OPINIÓN: Mundial mata billetera
Como siempre, el Mundial sirve para que, por un rato, nos olvidemos de todo. Encima el gobierno tuvo la suerte de que Florencia Peña les cubrió el bache entre el primer partido y el segundo.
Antes que nada, y con toda la seriedad que el momento amerita, sugerimos desde este humilde lugar que se le otorgue a Manuel Adorni una pausa de hidratación. Lleva 3 meses sometido a un esfuerzo extremo, corriendo de Caballito al country, del contratista a la escribana y del sillón al avión. Seamos piadosos. Una cosa es desenmascarar bribones y otra muy distinta es la crueldad. Como sociedad, no debemos perder la humanidad. Los DDHH de Adorni también importan.
Dicho esto, vamos a lo importante.
Ya sabemos que el Mundial siempre ayuda a los gobiernos. Más allá de los resultados futbolísticos, el evento en sí mismo permite que, por algunas semanas, la gente se distraiga de aquellos temas que la perturban. Nuestros gobernantes saben que es así, lo aprovechan y la realidad les va dando la razón. Salvo el caso Adorni, que es un temazo aguantador como no veíamos desde los bolsos de López, todo lo demás pasó a un segundo plano.

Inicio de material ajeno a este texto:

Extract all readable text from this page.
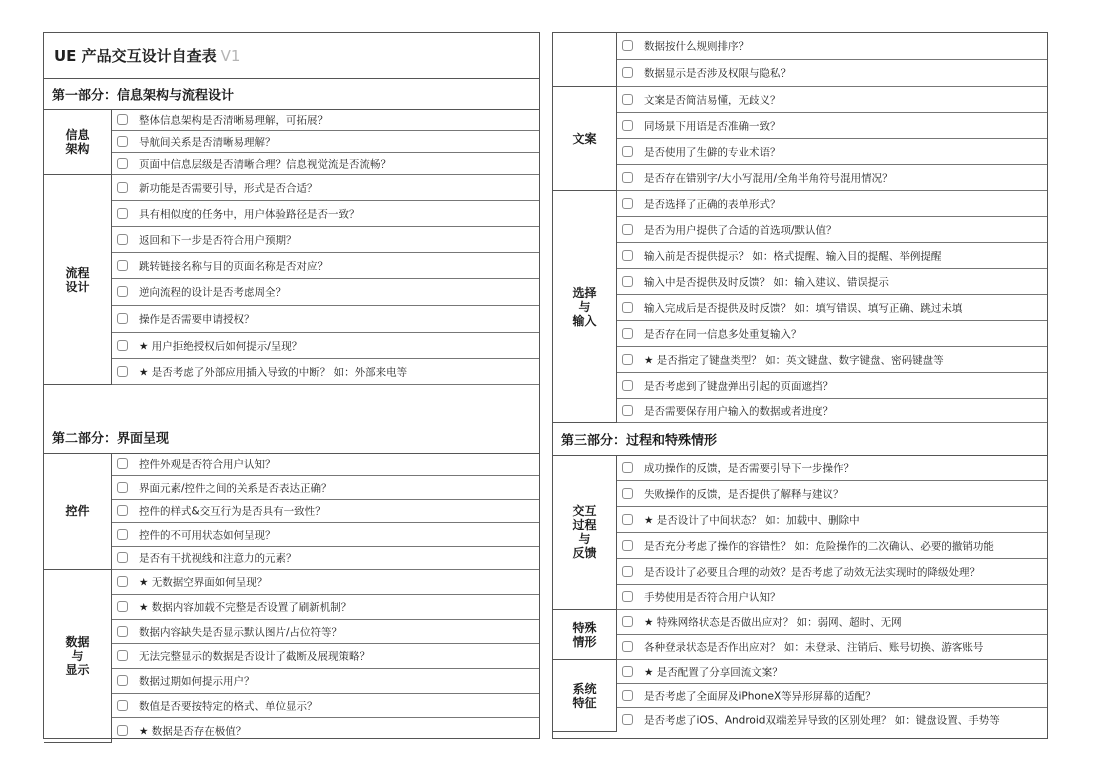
UE 产品交互设计自查表 V1
第一部分：信息架构与流程设计
第二部分：界面呈现
信息
架构
整体信息架构是否清晰易理解，可拓展？
导航间关系是否清晰易理解？
页面中信息层级是否清晰合理？信息视觉流是否流畅？
流程
设计
新功能是否需要引导，形式是否合适？
具有相似度的任务中，用户体验路径是否一致？
返回和下一步是否符合用户预期？
跳转链接名称与目的页面名称是否对应？
逆向流程的设计是否考虑周全？
操作是否需要申请授权？
★ 用户拒绝授权后如何提示/呈现？
★ 是否考虑了外部应用插入导致的中断？ 如：外部来电等
控件
控件外观是否符合用户认知？
界面元素/控件之间的关系是否表达正确？
控件的样式&交互行为是否具有一致性？
控件的不可用状态如何呈现？
是否有干扰视线和注意力的元素？
数据
与
显示
★ 无数据空界面如何呈现？
★ 数据内容加载不完整是否设置了刷新机制？
数据内容缺失是否显示默认图片/占位符等？
无法完整显示的数据是否设计了截断及展现策略？
数据过期如何提示用户？
数值是否要按特定的格式、单位显示？
★ 数据是否存在极值？
第三部分：过程和特殊情形
数据按什么规则排序？
数据显示是否涉及权限与隐私？
文案
文案是否简洁易懂，无歧义？
同场景下用语是否准确一致？
是否使用了生僻的专业术语？
是否存在错别字/大小写混用/全角半角符号混用情况？
选择
与
输入
是否选择了正确的表单形式？
是否为用户提供了合适的首选项/默认值？
输入前是否提供提示？ 如：格式提醒、输入目的提醒、举例提醒
输入中是否提供及时反馈？ 如：输入建议、错误提示
输入完成后是否提供及时反馈？ 如：填写错误、填写正确、跳过未填
是否存在同一信息多处重复输入？
★ 是否指定了键盘类型？ 如：英文键盘、数字键盘、密码键盘等
是否考虑到了键盘弹出引起的页面遮挡？
是否需要保存用户输入的数据或者进度？
交互
过程
与
反馈
成功操作的反馈，是否需要引导下一步操作？
失败操作的反馈，是否提供了解释与建议？
★ 是否设计了中间状态？ 如：加载中、删除中
是否充分考虑了操作的容错性？ 如：危险操作的二次确认、必要的撤销功能
是否设计了必要且合理的动效？是否考虑了动效无法实现时的降级处理？
手势使用是否符合用户认知？
特殊
情形
★ 特殊网络状态是否做出应对？ 如：弱网、超时、无网
各种登录状态是否作出应对？ 如：未登录、注销后、账号切换、游客账号
系统
特征
★ 是否配置了分享回流文案？
是否考虑了全面屏及iPhoneX等异形屏幕的适配？
是否考虑了iOS、Android双端差异导致的区别处理？ 如：键盘设置、手势等
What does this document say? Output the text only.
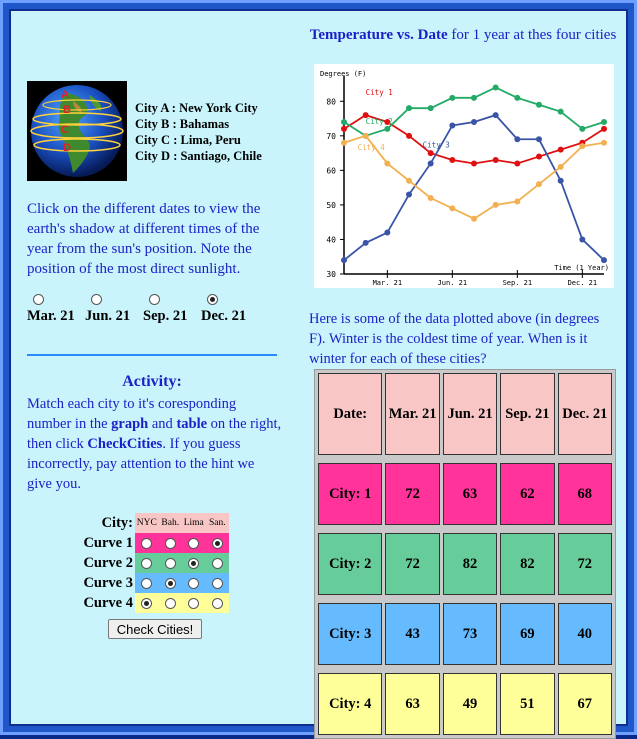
A
B
C
D
City A : New York City
City B : Bahamas
City C : Lima, Peru
City D : Santiago, Chile
Click on the different dates to view the earth's shadow at different times of the year from the sun's position. Note the position of the most direct sunlight.
Mar. 21 Jun. 21 Sep. 21 Dec. 21
Activity:
Match each city to it's coresponding number in the graph and table on the right, then click CheckCities. If you guess incorrectly, pay attention to the hint we give you.
City: NYC Bah. Lima San.
Curve 1
Curve 2
Curve 3
Curve 4
Check Cities!
Temperature vs. Date for 1 year at thes four cities
30
40
50
60
70
80
Mar. 21	Jun. 21	Sep. 21	Dec. 21
Degrees (F)
Time (1 Year)
City 1
City 2
City 3
City 4
Here is some of the data plotted above (in degrees F). Winter is the coldest time of year. When is it winter for each of these cities?
Date:	Mar. 21	Jun. 21	Sep. 21	Dec. 21

City: 1	72	63	62	68

City: 2	72	82	82	72

City: 3	43	73	69	40

City: 4	63	49	51	67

Aclaremos que cuando comparamos el caso de José López con el de Adorni no estamos igualando personas ni dinero ni delitos. Sería muy injusto. Lo que estamos comparando es la capacidad de entretenimiento.
A simple vista parecería que en el terreno de la diversión están cabeza a cabeza, pero no es tan así. Aquella imagen de un tipo pasado de revoluciones, en la puerta del convento, con millones de dólares en bolsos, una ametralladora y una monjita ayudándolo a entrarlos, es insuperable. Nunca hay que olvidarlo. Cada vez que pensemos en lo que son estos muchachos que hoy ocupan la Rosada debemos recordar lo que eran aquellos. De hecho, por eso llegaron estos.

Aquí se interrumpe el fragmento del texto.